Наталья, хоть и заметила замешательство мужа, но вида не подала, отозвалась весело:
– Так рассказывала же: денег учиться в педагогическом не было! А на курсах землеустроителей стипендия – сто двадцать рублей! Общежитие бесплатное. Я тогда и пальто себе купила, и платье. Можно было дальше образовываться, высшее получать, но у меня ж малые – сёстры да братик…
Под низеньким маленьким окошком отцовского дома, на вросшей в землю лавочке, коротко стриженная, словно мальчишка, Ниночка так увлечённо наряжала тряпичную куклу, что не услышала скрипа калитки. Наталья подошла к ней тихонько, на цыпочках, и, радостно охнув, подхватила на руки. Девочка вздрогнула, оглянулась и, тоненько завизжав от восторга, повисла на шее у сестры:
– Натка, Наточка, как я соскучилась!
Заслышав голоса, из избы выскочил сияющий Алёшка, худющий, босой, в одних холщовых коротких штанах. Приметив Трофима, остановился. Еле сдерживаясь, поздоровался степенно, протянув руку, представился гостю по-взрослому:
– Алексей!
На большее его не хватило. Сорвался с места, бросился к Наталье, обнял, не стерпев, чмокнул в щёку.

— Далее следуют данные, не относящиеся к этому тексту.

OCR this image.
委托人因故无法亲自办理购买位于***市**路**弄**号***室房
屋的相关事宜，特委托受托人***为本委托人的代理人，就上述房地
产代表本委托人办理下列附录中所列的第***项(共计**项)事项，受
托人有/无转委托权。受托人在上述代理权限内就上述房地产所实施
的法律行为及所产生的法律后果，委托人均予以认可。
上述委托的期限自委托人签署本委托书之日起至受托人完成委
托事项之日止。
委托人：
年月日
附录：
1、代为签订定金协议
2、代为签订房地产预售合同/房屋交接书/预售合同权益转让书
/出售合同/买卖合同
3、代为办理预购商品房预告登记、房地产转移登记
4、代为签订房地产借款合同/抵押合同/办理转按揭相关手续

Арсентий Григорьевич показался из хлева, где чинил перегородку. Рукава рубахи закатаны до локтей. Лицо, руки словно закопчены, успели покрыться коричневым загаром. Широко улыбаясь, щурясь от хотя и закатного, но ещё яркого солнца, наблюдал издалека, придирчиво рассматривал Севостьянова. Наталья заметила, смущённо подхватила под руку Трофима, подвела к отцу.
– Это муж мой! – и заалела, кровь ударила в лицо – ничего с этим не поделать, хоть провались на месте.
– Что ж, гости дорогие, проходите в хату, знакомиться будем! – приветливо улыбнулся Арсентий Григорьевич. – Лёша, подай-ка мне воды и полотенце! Да предупреди Агриппину Сергеевну, чтоб на стол накрывала.
Мачеха, моложавая вдовая баба, и так уже суетилась, хлопотала, из окна завидев гостей и сразу смекнув, что к чему. Торопливо повязала припрятанный до поры новый платок, затёртый фартук поменяла на свежий, бросилась убирать с глаз долой разбросанную одежду. Закинула за каптур скрученную постель, прикрыв её занавеской, смахнула метёлкой под печь дровяные щепки и мусор. При этом лихорадочно соображала, чем угостить нежданно пожаловавших. Бульба в подполье заканчивалась, до нового урожая ещё далеко, но с утра в чугуне оставалась сваренная в мундире. Яйца есть. Молоко. Зелёного лука нащипать можно.
Нетерпеливо сглатывая слюнки, Ниночка и Лёша заворожённо следили, как сестра выкладывала на стол гостинцы. В полотняном мешочке – сахар, кулёчек конфет-подушечек, розовая пастила, пряники, белый хлеб и совсем невидаль – грамм триста копчёной колбасы. Последней на столе появилась килька.
– Вот это пир! – восторженно заключил Алёшка.
– Свадебный! – заискивающе-ласково поддержала Агриппина Сергеевна.
Арсентий Григорьевич пригладил отливавший густой сединой чуб, кряхтя, поднялся из-за стола.
– Что ж, дети, не сразу, но лучше поздно, чем никогда, – благословляю вас на долгую счастливую семейную жизнь! – произнёс торжественно и неожиданно широко перекрестил молодых: – Благослови, Господи! Пресвятая Богородица, помоги своим заступлением!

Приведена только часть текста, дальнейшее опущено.